The last year was tough.  Arthritis in her hips slowed her.  We rescued another cat from the pound, and true to form Smokey took an immediate disliking to Luna.  To avoid Luna, Smokey retreated to the back parlor, generally off limits to pets but blocked only by a child gate — which Smokey quickly learned to climb.  As the arthritis affected her more, we put a step stool on one side, a concession she took to immediately.

Smokey on the window sill, with sun and pansies

Smokey enjoying the sun from indoors, with pansies. It’s not an easy sill for a cat to balance on — Smokey would balance, and fall asleep.

The affair at the vet’s office Thursday was her last great show of will.  One thinks cats know they are dying.  Smokey would meet death on her terms, thank you very much.  By Friday she was clearly unable to walk or stand well.  Saturday Kathryn sat with her on the dining room floor.  When she wasn’t sleeping, Smokey would meow.  A stroke or two from Kathryn and she’d go back to sleep.  She had refused water until Friday night, but then started taking a little sips from a syringe.

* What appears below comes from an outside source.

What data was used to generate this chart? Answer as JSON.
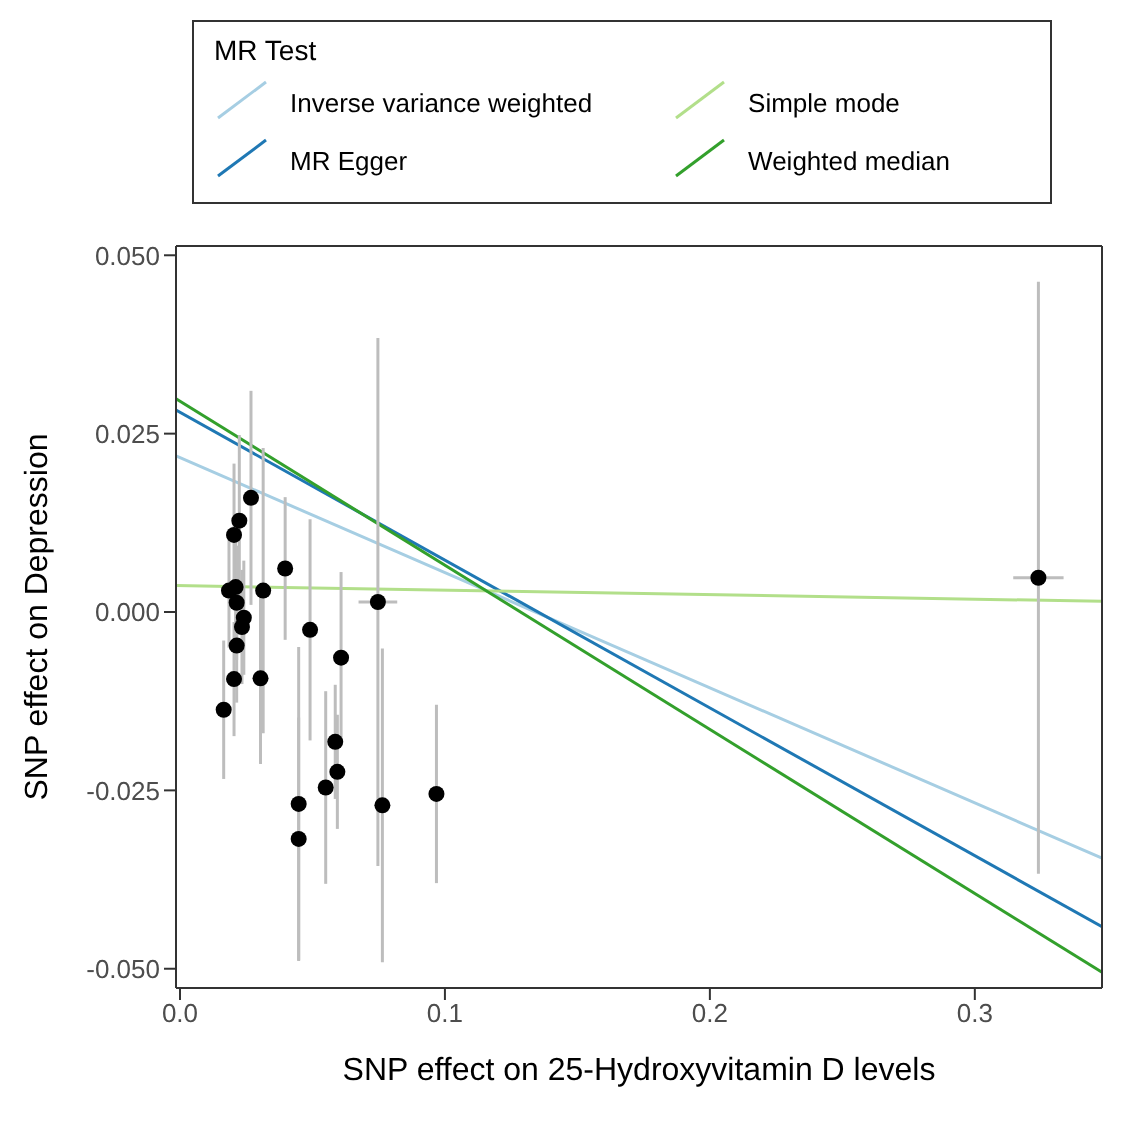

Kathryn ran errands about 4:00 p.m., and I checked that Smokey was sleeping.  About 5:00 she woke up, wanted water, and looked around for Kathryn.  Kathryn returned a few minutes later, and Smokey relaxed, and breathed a last time.

A companion for more than two decades insinuates herself in ways one doesn’t even recognize.  Saturday night I turned off the kitchen lights to head to bed, and instinctively looked into the parlor to say goodnight to Smokey.  Sunday morning I got up to make coffee, and looked to see if Smokey wanted out.  I would have sworn she batted my nose this morning to wake me up, but no cat even close.

Sometime in the next few months I’ll take out a pair of pants or a coat, and notice it’s covered with Smokey’s gray fur.  At some point she used it for a pad, perhaps.  I’ll have to decide whether to clean the thing, or keep it as a reminder of our longtime friend.